Le jeu change de nature
Par Martha Beach [Translate]
Par un doux après-midi d’automne, quelques enfants courent dans l’aire de jeu McCleary, dans le quartier de Leslieville à Toronto. McCleary se trouve juste au sud de la rue Queen est, très passante, dans un quartier résidentiel tranquille. Herbe et copeaux de bois couvrent le sol ; troncs, rochers, arbustes sont répartis dans ce petit enclos. Les enfants gambadent entre les arbres au milieu des écureuils, grimpent sur les rochers et se hissent pour être les premiers en haut de troncs empilés. Deux enfants jouent là pendant une dizaine de minutes avant de remarquer un toboggan orange vif ; après deux glissades chacun, ils décident de s’en servir pour jouer au train.

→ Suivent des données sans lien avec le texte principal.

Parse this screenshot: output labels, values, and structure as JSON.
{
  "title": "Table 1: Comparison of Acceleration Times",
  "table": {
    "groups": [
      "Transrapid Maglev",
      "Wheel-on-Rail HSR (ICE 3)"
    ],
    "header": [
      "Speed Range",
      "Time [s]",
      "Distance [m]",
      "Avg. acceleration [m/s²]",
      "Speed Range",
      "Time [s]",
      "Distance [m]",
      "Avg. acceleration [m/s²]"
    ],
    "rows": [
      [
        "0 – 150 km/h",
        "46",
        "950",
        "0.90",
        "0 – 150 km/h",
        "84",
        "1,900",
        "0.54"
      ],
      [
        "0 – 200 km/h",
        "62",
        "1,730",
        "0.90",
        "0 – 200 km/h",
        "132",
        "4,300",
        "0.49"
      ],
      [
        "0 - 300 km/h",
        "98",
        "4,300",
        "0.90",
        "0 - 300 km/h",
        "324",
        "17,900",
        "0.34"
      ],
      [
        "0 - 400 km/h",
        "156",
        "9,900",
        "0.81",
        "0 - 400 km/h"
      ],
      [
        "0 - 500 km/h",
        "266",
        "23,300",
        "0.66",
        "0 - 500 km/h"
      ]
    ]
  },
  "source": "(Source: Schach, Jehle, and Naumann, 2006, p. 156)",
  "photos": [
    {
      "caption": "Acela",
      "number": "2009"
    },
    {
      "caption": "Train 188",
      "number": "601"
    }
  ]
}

Cette aire de jeu arborée marque une nouvelle tendance. Il s’agit d’une aire naturelle constituée d’allées, d’arbres, de buissons, de troncs et de rochers du Bouclier canadien. Le seul élément traditionnel est le toboggan. Pas de balançoires, pas de cages à poules ni de bascules, et pas de couleurs vives — rien en plastique ni en métal.
Les aires de jeu naturelles sont un exemple d’un changement de conception du jeu. Au cours des dix dernières années, des spécialistes ont relevé de nombreux problèmes avec le matériel ludique classique et les jouets trop structurés. Selon la nouvelle conception des jouets et des parcs, les enfants apprennent et se développent en dehors des adultes. Tous les parents ne connaissent pas les aires de jeu non structurées ; beaucoup de collectivités n’ont pas les moyens d’en avoir et nombreuses sont celles qui préfèrent les aires ordinaires équipées d’éléments structurés.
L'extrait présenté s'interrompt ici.